I have to say, this is probably one of the most ... uh ... interesting questions I've gotten in a while.
I kinda HAD to post it up.

Hi Audio Guy,

I'm a recent subscriber to your blog, and I've really been enjoying it, and I thought I'd kick you a question after reading the JS Gilbert article you posted. He said that the most successful voiceovers are the people who have the best grasp of business, but that got me thinking... a modicum of talent and a head for business will get you far, but how bad does a voice have to be before you shouldn't even try? In podcaster land (and I'm sure podcasters are the bane of many professionals' existence now) the answer to the question "is my voice ok?" is always "If Ira Glass can do it, anyone can!" and I'm not sure I buy that. What do you think?

Thanks for your time,
Wow Mer, where to begin?
I'm very positive on podcasting. I think it's been a huge boon to content. It's been getting people off the bench like crazy, and not only participating, but contributing to the creative process. I probably wouldn't even be writing this blog if it weren't for guys like Leo Laporte, Dvorak, and all the people over at Revision3. I think the user generated content movement has opened up a whole world of commentary we wouldn't have had otherwise. It's showing people that they don't have to "settle" when it comes to entertainment. It's helping develop really interesting community discussion, and lastly it's helping the audience develop a respect for the work that goes into producing quality content.

I think podcasting is going to provide a whole new talent pool for hosted content.

How bad can a voice be before it's not marketable?
Geez, I don't know.
I think as long as a talent is being honest with his or her capabilities ,expectations, and how much time they can personally invest, then any voice can be marketable. Will every voice be capable of the same marketability? No.
Case in point, I had to record a deaf gentleman once. By definition, he didn't have a "good" voice, but that's what we needed. Will he do a lot of voiceover work? No, but he got paid the same for this gig as any other voice actor would.
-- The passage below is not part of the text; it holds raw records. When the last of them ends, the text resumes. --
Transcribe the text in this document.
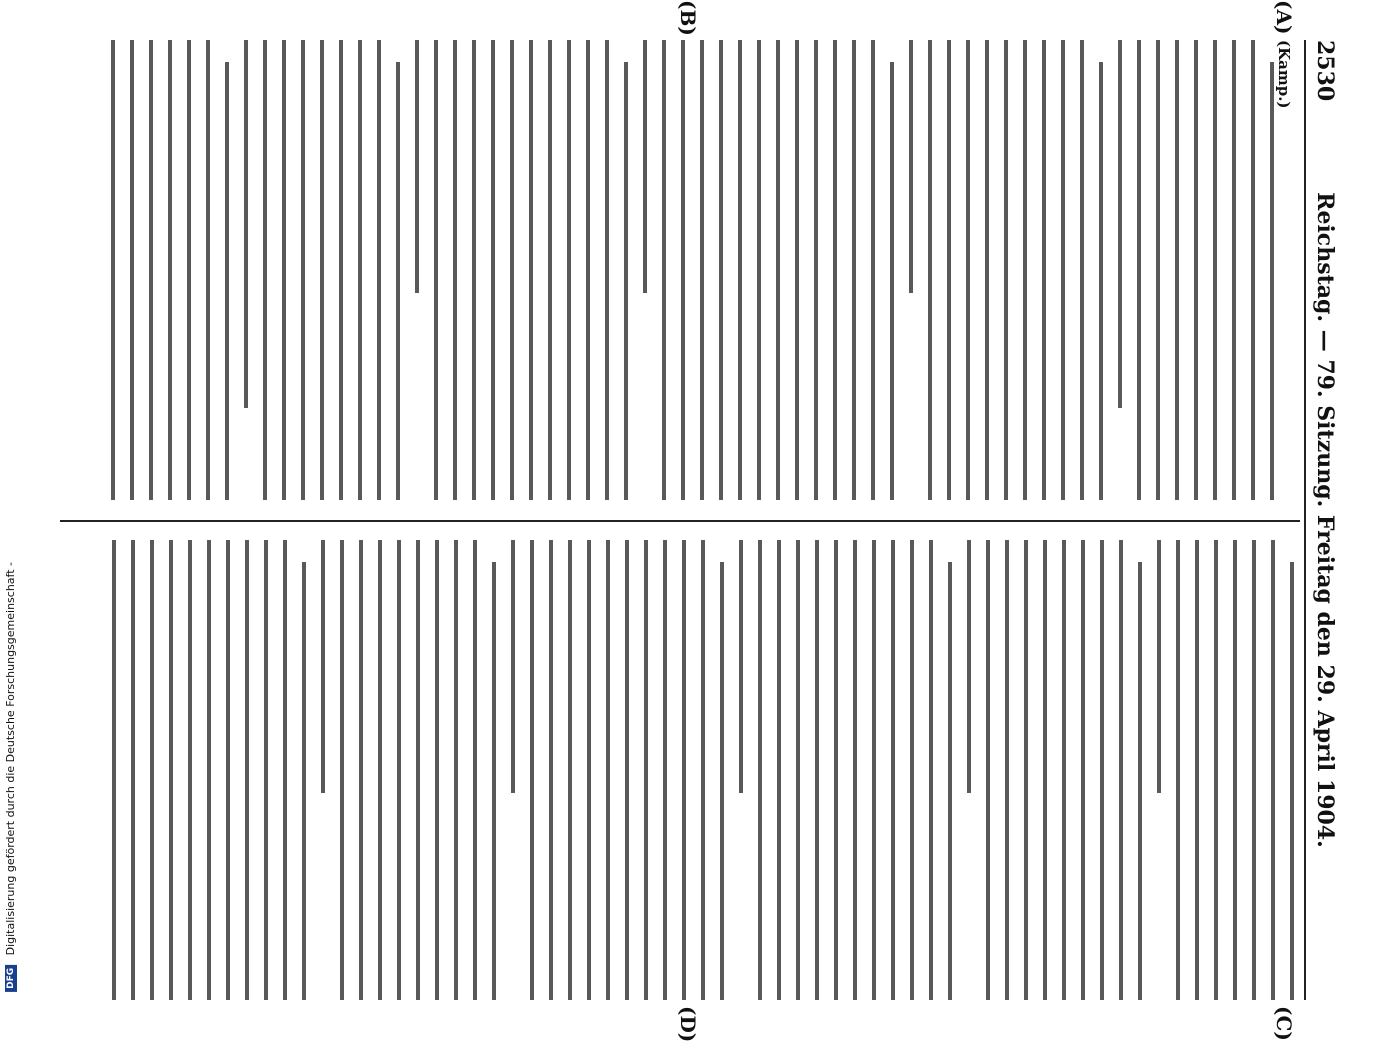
2530
Reichstag. — 79. Sitzung. Freitag den 29. April 1904.
(Kamp.)
(A)
(B)
(C)
(D)
DFG Digitalisierung gefördert durch die Deutsche Forschungsgemeinschaft -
Don't get me wrong, I don't think this is the same as when we tell little kids that anyone can grow up to be the president, but the cool thing about VO is it covers friggen EVERYTHING. Commercials, games, TV, film, radio, audiobooks, imaging, narration, industrial, phone systems, hosting, scripted, almost every facet of performance has a VO equivalent. If you can't find a niche to work in, it's because you didn't want to.

Now if I had said that "anyone could be Don LaFontaine successful" then I'd be full of it, LOL...
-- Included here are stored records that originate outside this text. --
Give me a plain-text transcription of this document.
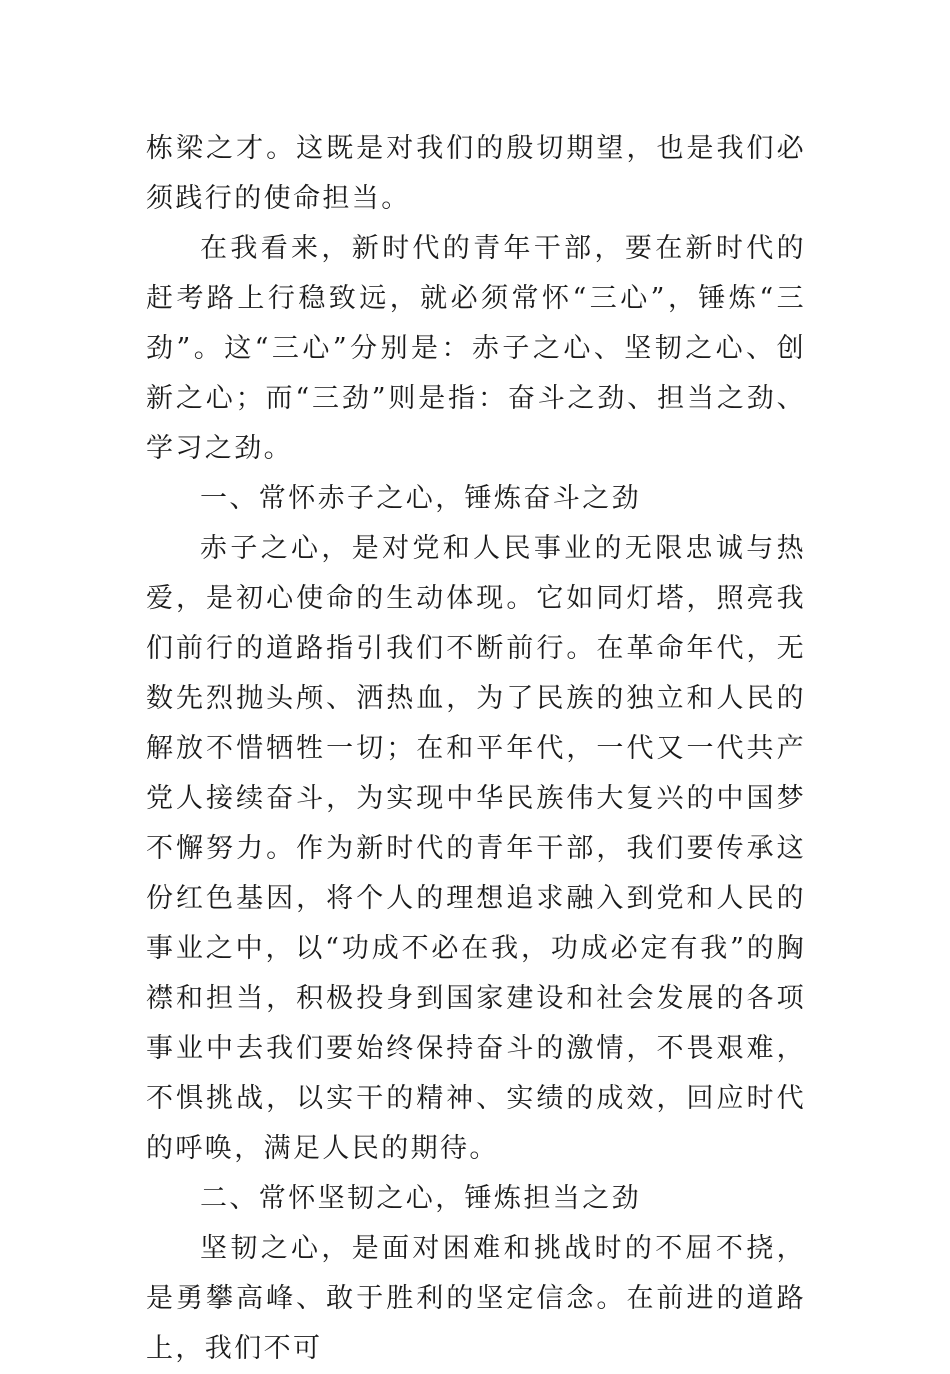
栋梁之才。这既是对我们的殷切期望，也是我们必须践行的使命担当。

在我看来，新时代的青年干部，要在新时代的赶考路上行稳致远，就必须常怀“三心”，锤炼“三劲”。这“三心”分别是：赤子之心、坚韧之心、创新之心；而“三劲”则是指：奋斗之劲、担当之劲、学习之劲。

一、常怀赤子之心，锤炼奋斗之劲

赤子之心，是对党和人民事业的无限忠诚与热爱，是初心使命的生动体现。它如同灯塔，照亮我们前行的道路指引我们不断前行。在革命年代，无数先烈抛头颅、洒热血，为了民族的独立和人民的解放不惜牺牲一切；在和平年代，一代又一代共产党人接续奋斗，为实现中华民族伟大复兴的中国梦不懈努力。作为新时代的青年干部，我们要传承这份红色基因，将个人的理想追求融入到党和人民的事业之中，以“功成不必在我，功成必定有我”的胸襟和担当，积极投身到国家建设和社会发展的各项事业中去我们要始终保持奋斗的激情，不畏艰难，不惧挑战，以实干的精神、实绩的成效，回应时代的呼唤，满足人民的期待。

二、常怀坚韧之心，锤炼担当之劲

坚韧之心，是面对困难和挑战时的不屈不挠，是勇攀高峰、敢于胜利的坚定信念。在前进的道路上，我们不可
LOL! What do you have against Ira Glass. I think he's actually pretty good. He's engaging, savvy, and extremely authentic, and that's what sells right now.
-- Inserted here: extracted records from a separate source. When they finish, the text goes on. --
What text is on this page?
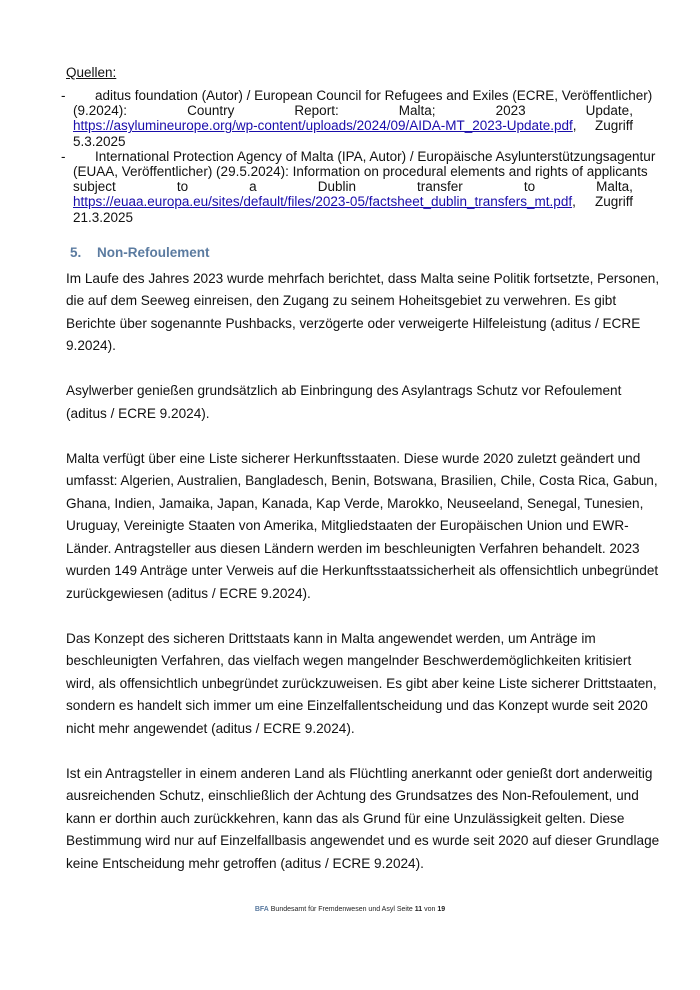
Quellen:
-	aditus foundation (Autor) / European Council for Refugees and Exiles (ECRE, Veröffentlicher)
(9.2024):	Country	Report:	Malta;	2023	Update,
https://asylumineurope.org/wp-content/uploads/2024/09/AIDA-MT_2023-Update.pdf, Zugriff
5.3.2025
-	International Protection Agency of Malta (IPA, Autor) / Europäische Asylunterstützungsagentur
(EUAA, Veröffentlicher) (29.5.2024): Information on procedural elements and rights of applicants
subject	to	a	Dublin	transfer	to	Malta,
https://euaa.europa.eu/sites/default/files/2023-05/factsheet_dublin_transfers_mt.pdf, Zugriff
21.3.2025
5. Non-Refoulement
Im Laufe des Jahres 2023 wurde mehrfach berichtet, dass Malta seine Politik fortsetzte, Personen,
die auf dem Seeweg einreisen, den Zugang zu seinem Hoheitsgebiet zu verwehren. Es gibt
Berichte über sogenannte Pushbacks, verzögerte oder verweigerte Hilfeleistung (aditus / ECRE
9.2024).
Asylwerber genießen grundsätzlich ab Einbringung des Asylantrags Schutz vor Refoulement
(aditus / ECRE 9.2024).
Malta verfügt über eine Liste sicherer Herkunftsstaaten. Diese wurde 2020 zuletzt geändert und
umfasst: Algerien, Australien, Bangladesch, Benin, Botswana, Brasilien, Chile, Costa Rica, Gabun,
Ghana, Indien, Jamaika, Japan, Kanada, Kap Verde, Marokko, Neuseeland, Senegal, Tunesien,
Uruguay, Vereinigte Staaten von Amerika, Mitgliedstaaten der Europäischen Union und EWR-
Länder. Antragsteller aus diesen Ländern werden im beschleunigten Verfahren behandelt. 2023
wurden 149 Anträge unter Verweis auf die Herkunftsstaatssicherheit als offensichtlich unbegründet
zurückgewiesen (aditus / ECRE 9.2024).
Das Konzept des sicheren Drittstaats kann in Malta angewendet werden, um Anträge im
beschleunigten Verfahren, das vielfach wegen mangelnder Beschwerdemöglichkeiten kritisiert
wird, als offensichtlich unbegründet zurückzuweisen. Es gibt aber keine Liste sicherer Drittstaaten,
sondern es handelt sich immer um eine Einzelfallentscheidung und das Konzept wurde seit 2020
nicht mehr angewendet (aditus / ECRE 9.2024).
Ist ein Antragsteller in einem anderen Land als Flüchtling anerkannt oder genießt dort anderweitig
ausreichenden Schutz, einschließlich der Achtung des Grundsatzes des Non-Refoulement, und
kann er dorthin auch zurückkehren, kann das als Grund für eine Unzulässigkeit gelten. Diese
Bestimmung wird nur auf Einzelfallbasis angewendet und es wurde seit 2020 auf dieser Grundlage
keine Entscheidung mehr getroffen (aditus / ECRE 9.2024).
BFA Bundesamt für Fremdenwesen und Asyl Seite 11 von 19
Thanks for reading! Thanks for subscribing! Thanks for the question!
-Audio Guy


  1. My word verification for writing this comment is "cudypi", I shit you not. That pretty much sums up my feelings.


    Dude! I'm on a blogroll with Brian Cox! Awesome!

  2. LOL!
    Smooches right back at you!(I live in Hollywood it's what the chic people do).

    You're hitting the front page in just a sec...

  3. Juan,

    I so appreciate what you've written here. It's counterintuitive to say the least, but the quality or sound of someone's voice is no guarantee of voiceover success and there are plenty of examples of successful voice talent with voices that could even be called irritating under other circumstances.

    Be well,

  4. Hey Bob,
    Yeah it can really rankle people when they start comparing voices and careers.

    It's kinda cheesy, but I really like this motivational poster hanging up in one of the studios I frequent.

    Press on.
    Nothing in the world can take the place of persistence.
    Talent will not; Nothing is more common than unsuccessful men with talent.
    Genius will not; Unrewarded genius is almost a proverb.
    Education will not; The world is full of educated derelicts.
    Persistence and determination alone are omnipotent.

  5. Hey S.A.G.,

    Great article, mate. As with all business, it's all about "horses for courses". We've just got to find our course and start running.

    Thanks for sharing this


  6. Hey James!
    Truer words my friend...
    For the majority of people who won't make a huge splash in this biz, that's probably what does them in. Some expectation of success, or believing that there's some trick around "building" your career.
    It's not just the N00Bs either. I've worked with a few really well respected actors who've decided to "get into vo just to make a little extra cash".